The BBC’s visceral negativity towards Brexit was displayed on Monday in an extraordinary attempted ambush by Today presenter John Humphrys and the BBC’s ‘reality check’ correspondent Chris Morris.
The intended victim of this double onslaught was Peter Lilley, now Lord Lilley, and the subject was a report he had written suggesting that life outside the EU could be prosperous and free.
In the BBC’s world that, of course, is a thought crime. So Lilley was subjected first to a Humphrys grilling of the type reserved for those in the Corporation’s rogues’ gallery. But for the editorial team that was not enough. Next came a spot of BBC-style reality checking from Morris who claimed, in essence, that the Lilley report was pie in the sky fantasy.
A lesser man than Lord Lilley would have been banjaxed by such a bare-knuckle assault. As it was, he gave at least as good as he got. But the BBC tactics show that their efforts to discredit the possibility of a clean exit from the EU have reached new heights. They now believe that the elevated expression of their own biased judgments are a totally legitimate part of their so-called journalism.
The BBC’s so-called ‘reality check’ unit is, of course, nothing of the sort. Why? Exhibit A is that back in February, Morris presented a five-part series called Brexit: a Guide for the Perplexed. His lens was so distorted that 18 out his 24 main interviewees were anti-Brexit and only seven per cent of the words spoken were from the withdrawal perspective. That report by News-watch is currently under investigation by Ofcom following a formal complaint, and the outcome of the appeal is expected imminently.
Meanwhile, Morris has ploughed on regardless with his opinionated perspective, to the extent that, judging by the frequency of his appearances, the Today programme now regards his input as an essential part of the editorial process.
The transcript of the Lilley-Humphrys-Morris sequence on Monday (it can be read in full here) reveals just how biased this approach has become. Recent analysis by News-watch (not yet published) has shown that appearances by the so-called ‘Brexiteers’ on BBC programmes, or analysis of their perspective, remain much less frequent than those by Europhiles.
But the Corporation is not happy with skewing the debate by numbers alone. Its editorial imperative is to rubbish as hard and as much as it can every element of the Brexit case while paying lip service to its existence, thus retaining (in its view) a fig-leaf nod to its concept of ‘due impartiality’.
Thus it was on Monday’s Today, as already noted, that Lord Lilley was first grilled by Humphrys. Fair enough, perhaps, though Remain advocates very, very rarely face such rigorous scrutiny. What was also very clear was that John Humphrys was out of his depth in terms of his knowledge of the terrain.

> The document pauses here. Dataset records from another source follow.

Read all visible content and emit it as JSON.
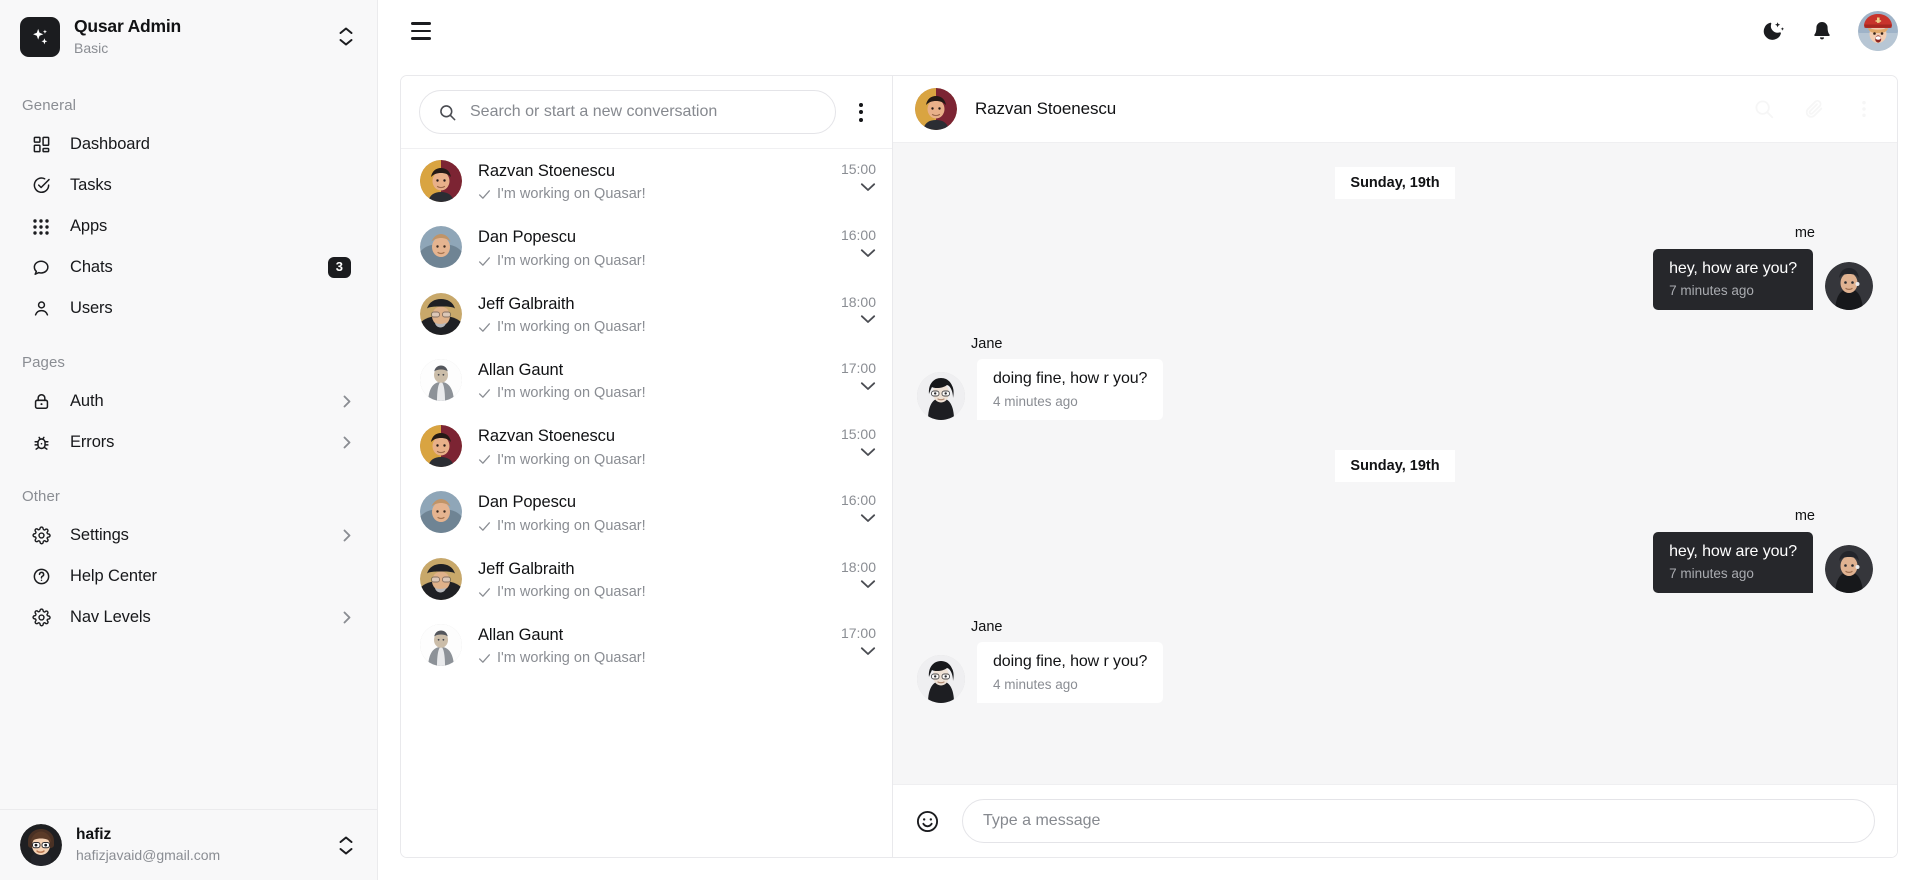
{
  "brand": {
    "logo_icon": "sparkle-icon",
    "title": "Qusar Admin",
    "subtitle": "Basic",
    "switcher_icon": "chevron-up-down-icon"
  },
  "sidebar": {
    "groups": [
      {
        "label": "General",
        "items": [
          {
            "label": "Dashboard",
            "icon": "dashboard-grid-icon",
            "badge": null,
            "expandable": false
          },
          {
            "label": "Tasks",
            "icon": "task-check-circle-icon",
            "badge": null,
            "expandable": false
          },
          {
            "label": "Apps",
            "icon": "apps-dots-grid-icon",
            "badge": null,
            "expandable": false
          },
          {
            "label": "Chats",
            "icon": "chat-bubble-icon",
            "badge": "3",
            "expandable": false
          },
          {
            "label": "Users",
            "icon": "user-person-icon",
            "badge": null,
            "expandable": false
          }
        ]
      },
      {
        "label": "Pages",
        "items": [
          {
            "label": "Auth",
            "icon": "lock-icon",
            "badge": null,
            "expandable": true
          },
          {
            "label": "Errors",
            "icon": "bug-icon",
            "badge": null,
            "expandable": true
          }
        ]
      },
      {
        "label": "Other",
        "items": [
          {
            "label": "Settings",
            "icon": "gear-icon",
            "badge": null,
            "expandable": true
          },
          {
            "label": "Help Center",
            "icon": "help-circle-icon",
            "badge": null,
            "expandable": false
          },
          {
            "label": "Nav Levels",
            "icon": "gear-icon",
            "badge": null,
            "expandable": true
          }
        ]
      }
    ],
    "footer": {
      "name": "hafiz",
      "email": "hafizjavaid@gmail.com",
      "avatar": "user-avatar-cartoon",
      "switcher_icon": "chevron-up-down-icon"
    }
  },
  "topbar": {
    "menu_icon": "hamburger-menu-icon",
    "dark_mode_icon": "moon-stars-icon",
    "notifications_icon": "bell-icon",
    "account_avatar": "account-avatar"
  },
  "conversations": {
    "search": {
      "placeholder": "Search or start a new conversation",
      "value": "",
      "icon": "search-icon"
    },
    "menu_icon": "more-vertical-icon",
    "items": [
      {
        "name": "Razvan Stoenescu",
        "snippet": "I'm working on Quasar!",
        "time": "15:00",
        "status_icon": "check-icon",
        "caret_icon": "chevron-down-icon",
        "avatar_tone": "razvan"
      },
      {
        "name": "Dan Popescu",
        "snippet": "I'm working on Quasar!",
        "time": "16:00",
        "status_icon": "check-icon",
        "caret_icon": "chevron-down-icon",
        "avatar_tone": "dan"
      },
      {
        "name": "Jeff Galbraith",
        "snippet": "I'm working on Quasar!",
        "time": "18:00",
        "status_icon": "check-icon",
        "caret_icon": "chevron-down-icon",
        "avatar_tone": "jeff"
      },
      {
        "name": "Allan Gaunt",
        "snippet": "I'm working on Quasar!",
        "time": "17:00",
        "status_icon": "check-icon",
        "caret_icon": "chevron-down-icon",
        "avatar_tone": "allan"
      },
      {
        "name": "Razvan Stoenescu",
        "snippet": "I'm working on Quasar!",
        "time": "15:00",
        "status_icon": "check-icon",
        "caret_icon": "chevron-down-icon",
        "avatar_tone": "razvan"
      },
      {
        "name": "Dan Popescu",
        "snippet": "I'm working on Quasar!",
        "time": "16:00",
        "status_icon": "check-icon",
        "caret_icon": "chevron-down-icon",
        "avatar_tone": "dan"
      },
      {
        "name": "Jeff Galbraith",
        "snippet": "I'm working on Quasar!",
        "time": "18:00",
        "status_icon": "check-icon",
        "caret_icon": "chevron-down-icon",
        "avatar_tone": "jeff"
      },
      {
        "name": "Allan Gaunt",
        "snippet": "I'm working on Quasar!",
        "time": "17:00",
        "status_icon": "check-icon",
        "caret_icon": "chevron-down-icon",
        "avatar_tone": "allan"
      }
    ]
  },
  "chat": {
    "header": {
      "title": "Razvan Stoenescu",
      "avatar": "razvan",
      "actions": [
        "search-icon",
        "attachment-icon",
        "more-vertical-icon"
      ]
    },
    "groups": [
      {
        "day": "Sunday, 19th",
        "messages": [
          {
            "side": "sent",
            "label": "me",
            "text": "hey, how are you?",
            "time": "7 minutes ago",
            "avatar": "me"
          },
          {
            "side": "received",
            "label": "Jane",
            "text": "doing fine, how r you?",
            "time": "4 minutes ago",
            "avatar": "jane"
          }
        ]
      },
      {
        "day": "Sunday, 19th",
        "messages": [
          {
            "side": "sent",
            "label": "me",
            "text": "hey, how are you?",
            "time": "7 minutes ago",
            "avatar": "me"
          },
          {
            "side": "received",
            "label": "Jane",
            "text": "doing fine, how r you?",
            "time": "4 minutes ago",
            "avatar": "jane"
          }
        ]
      }
    ],
    "composer": {
      "emoji_icon": "emoji-smiley-icon",
      "placeholder": "Type a message",
      "value": ""
    }
  },
  "colors": {
    "accent_dark": "#1b1c1f",
    "sidebar_bg": "#f8f8f9",
    "chat_bg": "#f6f6f7",
    "muted_text": "#8a8d93",
    "bubble_sent": "#26272b"
  }
}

Next came Morris with his titular stamp of ‘reality check’ authority. Lord Lilley himself has written about this encounter in the Sun.

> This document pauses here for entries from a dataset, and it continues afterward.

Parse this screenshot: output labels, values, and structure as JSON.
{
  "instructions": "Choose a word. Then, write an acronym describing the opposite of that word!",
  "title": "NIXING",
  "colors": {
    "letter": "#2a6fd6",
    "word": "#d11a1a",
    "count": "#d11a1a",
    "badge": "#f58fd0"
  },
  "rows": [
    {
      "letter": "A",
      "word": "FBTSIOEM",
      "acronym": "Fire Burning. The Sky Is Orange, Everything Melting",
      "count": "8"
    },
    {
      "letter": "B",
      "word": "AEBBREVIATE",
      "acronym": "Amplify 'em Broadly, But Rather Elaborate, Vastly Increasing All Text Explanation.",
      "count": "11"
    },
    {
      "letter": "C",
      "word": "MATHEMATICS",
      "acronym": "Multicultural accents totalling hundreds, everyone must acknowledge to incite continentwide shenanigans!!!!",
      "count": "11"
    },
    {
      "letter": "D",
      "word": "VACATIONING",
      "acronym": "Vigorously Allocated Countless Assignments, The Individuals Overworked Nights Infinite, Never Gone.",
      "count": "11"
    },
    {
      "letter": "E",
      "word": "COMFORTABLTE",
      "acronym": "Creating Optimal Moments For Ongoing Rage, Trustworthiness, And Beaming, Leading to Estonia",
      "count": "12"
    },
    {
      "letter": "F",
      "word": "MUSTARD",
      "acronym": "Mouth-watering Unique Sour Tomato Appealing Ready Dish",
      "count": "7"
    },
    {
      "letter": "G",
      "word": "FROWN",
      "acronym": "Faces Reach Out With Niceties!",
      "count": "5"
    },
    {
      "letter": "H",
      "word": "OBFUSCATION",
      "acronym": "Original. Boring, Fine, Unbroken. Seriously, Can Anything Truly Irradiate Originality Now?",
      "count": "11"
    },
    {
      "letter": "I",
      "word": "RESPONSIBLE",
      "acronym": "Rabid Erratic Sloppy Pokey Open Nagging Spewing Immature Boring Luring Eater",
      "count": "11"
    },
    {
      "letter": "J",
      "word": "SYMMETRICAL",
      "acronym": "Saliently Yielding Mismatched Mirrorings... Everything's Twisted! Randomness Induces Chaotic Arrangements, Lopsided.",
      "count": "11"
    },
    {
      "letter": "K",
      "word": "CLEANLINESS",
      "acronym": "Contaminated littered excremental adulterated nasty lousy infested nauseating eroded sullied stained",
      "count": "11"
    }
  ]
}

His article is excoriating. He observes: ‘. . . they then brought on a chap called Chris Morris, described as the BBC “reality checker”, who was invited to rebut my document. But all he did was oppose my facts with the opinions of people with whom he agreed.’
Lord Lilley added: ‘He systematically argued the Remain case and defended their Project Fear scare stories. The one thing he did not do was bring in any new facts. My central claim was that if we leave the EU Customs Union but have a free trade agreement with the European Union, our businesses have little to fear.
‘The main difference will be that traders will have to send in a customs declaration detailing the goods they are buying from or selling to Europe. That is a nuisance which we should try to simplify as much as possible.
‘But allegations that “this will be hugely costly, cause lengthy delays, disrupt supply chains and undermine economic growth” are imaginary or exaggerated.’ These allegations were presented by Morris as ‘facts’ but showed he was setting himself up as a fortune-teller on the lines of the Delphic Oracle. In pointing out that the current EU border regime is not frictionless (something apparently unknown to Morris) Lord Lilley further undermined both Morris’s ‘reality check’ credibility and his Brexit doom-mongering. It also seems that Morris is totally impervious to evidence like this.
Why does this matter? Because this was without question a new low in the BBC’s coverage of Brexit and in their journalism as a whole. For years they have seriously under-reported and distorted the case for leaving the EU. Their coverage has also been marked by massive bias by omission, a feature first noted by the Wilson report of 2005 in that they have never properly reported the case against the EU or the benefits of leaving.
To what extent has this biased reporting bedevilled the steps towards withdrawal? Not content with that deluge of negativity, Monday’s Today showed the Corporation have now formally adopted within the editorial process a mechanism that they say is ‘objective’ but in reality – in the hands of Morris – is the official adoption of a process designed to discredit Brexit.